In this week's issue, we examine net insider flows for the Magnificent Seven.
Magnificent Seven
The so-called Magnificent Seven (Mag 7) stocks have garnered significant attention in financial media over the past year. These stocks, listed by size, include Microsoft (MSFT), Apple (AAPL), Alphabet (GOOGL), Amazon (AMZN), NVIDIA (NVDA), and Tesla (TSLA), collectively approaching a total capitalization of $13 trillion. These seven are among the top ten largest stocks, accounting for 29% of the S&P 500's total capitalization. Notably, during the Dotcom bubble, the ten largest stocks represented a concentration of 33%, an analog worth considering.
A price index for the Mag 7 reveals impressive performance over the past year.
You may be asking, “where exactly is the problem?”
Net Insider Flows
Utilizing data from EDGAR, we can scrape Form 4 filings for the Mag 7 to monitor insider activity. Generally, stocks tend to exhibit a negative bias over time, indicating that insiders withdraw more from the stock than they invest. However, we can discern trend shifts by accounting for this bias. When we examine insider activity within the Mag 7 over the past year, a simple look at the data will suffice.

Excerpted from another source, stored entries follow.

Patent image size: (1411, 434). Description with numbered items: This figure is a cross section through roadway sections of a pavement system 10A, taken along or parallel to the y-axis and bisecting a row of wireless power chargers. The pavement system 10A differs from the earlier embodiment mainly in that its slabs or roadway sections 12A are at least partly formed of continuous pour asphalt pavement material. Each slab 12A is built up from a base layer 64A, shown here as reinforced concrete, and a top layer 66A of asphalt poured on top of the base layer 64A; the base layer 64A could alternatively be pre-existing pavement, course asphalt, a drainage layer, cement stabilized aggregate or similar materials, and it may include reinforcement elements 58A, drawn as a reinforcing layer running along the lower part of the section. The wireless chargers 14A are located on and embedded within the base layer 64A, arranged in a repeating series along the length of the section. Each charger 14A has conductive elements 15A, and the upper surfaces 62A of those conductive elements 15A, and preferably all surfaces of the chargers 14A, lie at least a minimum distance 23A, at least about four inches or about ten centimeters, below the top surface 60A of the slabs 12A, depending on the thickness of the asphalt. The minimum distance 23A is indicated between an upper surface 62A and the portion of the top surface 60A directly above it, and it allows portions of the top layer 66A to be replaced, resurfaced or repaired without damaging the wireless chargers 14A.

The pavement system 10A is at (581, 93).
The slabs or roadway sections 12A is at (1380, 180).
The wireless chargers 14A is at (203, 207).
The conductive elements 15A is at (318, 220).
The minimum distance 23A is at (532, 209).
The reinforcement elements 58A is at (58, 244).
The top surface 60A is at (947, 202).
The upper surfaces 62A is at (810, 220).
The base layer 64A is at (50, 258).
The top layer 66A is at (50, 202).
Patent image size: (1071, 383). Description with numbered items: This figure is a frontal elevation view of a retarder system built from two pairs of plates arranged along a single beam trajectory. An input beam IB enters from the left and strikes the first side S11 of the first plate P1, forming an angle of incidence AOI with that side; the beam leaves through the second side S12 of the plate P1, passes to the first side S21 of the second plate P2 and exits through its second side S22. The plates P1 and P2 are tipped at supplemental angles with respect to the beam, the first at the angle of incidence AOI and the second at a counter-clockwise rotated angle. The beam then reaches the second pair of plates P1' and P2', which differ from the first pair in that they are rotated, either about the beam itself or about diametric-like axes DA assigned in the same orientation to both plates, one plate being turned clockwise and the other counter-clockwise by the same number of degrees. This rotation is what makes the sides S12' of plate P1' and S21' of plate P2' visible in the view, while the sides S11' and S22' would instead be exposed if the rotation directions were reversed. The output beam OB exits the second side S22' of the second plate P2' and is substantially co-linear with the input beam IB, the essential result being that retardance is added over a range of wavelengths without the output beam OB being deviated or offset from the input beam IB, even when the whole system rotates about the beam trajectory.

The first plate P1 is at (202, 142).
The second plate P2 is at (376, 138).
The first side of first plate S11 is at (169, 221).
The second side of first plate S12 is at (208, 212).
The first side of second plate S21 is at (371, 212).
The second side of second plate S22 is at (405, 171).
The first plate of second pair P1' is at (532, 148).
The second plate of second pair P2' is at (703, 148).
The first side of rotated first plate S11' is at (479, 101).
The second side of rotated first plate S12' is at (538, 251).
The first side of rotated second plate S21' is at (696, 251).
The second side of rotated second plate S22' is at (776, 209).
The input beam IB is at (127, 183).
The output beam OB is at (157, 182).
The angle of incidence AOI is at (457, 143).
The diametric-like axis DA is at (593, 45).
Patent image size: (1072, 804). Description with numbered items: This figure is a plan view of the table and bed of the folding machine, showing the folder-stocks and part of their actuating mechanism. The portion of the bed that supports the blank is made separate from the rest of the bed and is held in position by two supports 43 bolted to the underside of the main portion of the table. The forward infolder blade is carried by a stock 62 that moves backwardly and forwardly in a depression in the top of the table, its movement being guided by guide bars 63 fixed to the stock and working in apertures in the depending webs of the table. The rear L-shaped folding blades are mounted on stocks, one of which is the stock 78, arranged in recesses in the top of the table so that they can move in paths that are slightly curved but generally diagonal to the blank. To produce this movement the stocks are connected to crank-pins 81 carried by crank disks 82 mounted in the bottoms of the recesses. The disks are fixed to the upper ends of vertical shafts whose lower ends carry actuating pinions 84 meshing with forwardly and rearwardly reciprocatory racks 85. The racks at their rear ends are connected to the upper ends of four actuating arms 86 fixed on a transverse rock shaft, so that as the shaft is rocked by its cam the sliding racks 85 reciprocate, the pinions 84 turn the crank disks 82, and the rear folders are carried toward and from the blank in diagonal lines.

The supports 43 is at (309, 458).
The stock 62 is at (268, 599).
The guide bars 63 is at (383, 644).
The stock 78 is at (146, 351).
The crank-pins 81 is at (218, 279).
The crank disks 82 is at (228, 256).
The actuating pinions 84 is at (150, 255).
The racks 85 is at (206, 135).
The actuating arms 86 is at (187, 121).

Between March 2023 and the end of January 2024, slightly slightly more than a billion dollars was withdrawn from these stocks. February marked a notable acceleration in the rate of selling, with over $9 billion in sales recorded in the past month alone. Clearly, insiders are thinking this is a good time to take profits.
Conclusions
The Mag 7 are called the “generals” due to their historical tendency to lead the market into bear and bull phases in recent years. When the insiders of these companies collectively sell in bulk, showing little confidence for the future performance of their stocks at this valuation, shouldn't we consider taking some risk off of the table as well?